The Ferguson story incited a more heroic and noble moment of American journalism, the Civil Rights Era of the 1960s and 1970s.  Here was a familiar, manageable and seductive narrative which blew away all the ambiguities and contradictions which bedeviled contemporary America. In the past, racial oppression had been overt, publicly paraded and advocated in schools, housing, employment, health services, electoral politics, and every other facet of American life.  Now, it is submerged in a "post racial" nation where reversing the freedom movement's achievements is masqueraded in race projects like the war on drugs which disproportionally impact communities of color.  Contemporary reporters adhere to the frame of reactionary politics, solemnly pronouncing the most absurd claims.  Once you have feasted on WMDs in Iraq, it is no stretch really to seriously entertain the notion that the immigrant children from Central America are a terrorist threat.

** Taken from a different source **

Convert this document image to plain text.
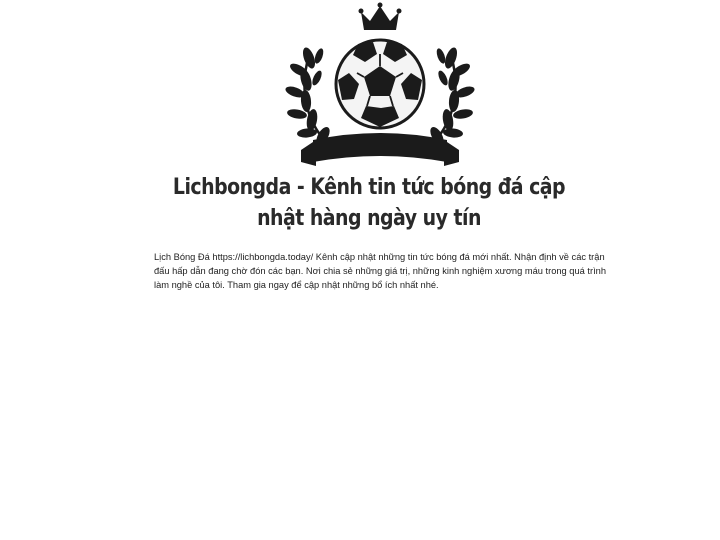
Lichbongda - Kênh tin tức bóng đá cập nhật hàng ngày uy tín

Lịch Bóng Đá https://lichbongda.today/ Kênh cập nhật những tin tức bóng đá mới nhất. Nhận định về các trận đấu hấp dẫn đang chờ đón các bạn. Nơi chia sẻ những giá trị, những kinh nghiệm xương máu trong quá trình làm nghề của tôi. Tham gia ngay để cập nhật những bổ ích nhất nhé.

Ferguson is about poverty and the lengths to which the State and its local tributaries have gone to control the poor.  Militarization of the police (some $9 billion of Pentagon-originated equipment in the past 20 years) and mass surveillance (e.g "stop and frisk" programs) are just two kinds of evidence.  Inequality is increasing, consequently more severe policing is required and when reporters naively interfere (as some did in Ferguson) they will be harassed.

A recent Wall Street Journal investigation indicated that a quarter of a billion people had been arrested in the US in the past 20 years and 77.7 million individuals currently occupy the FBI criminal data base.  To be sure, black and brown people are most frequently targeted, but race and racism are merely covers for class.  As the country continues to become more divided economically with the wealthiest 1% controlling more than a third of the wealth, mass surveillance and punishment infect the whole social organism.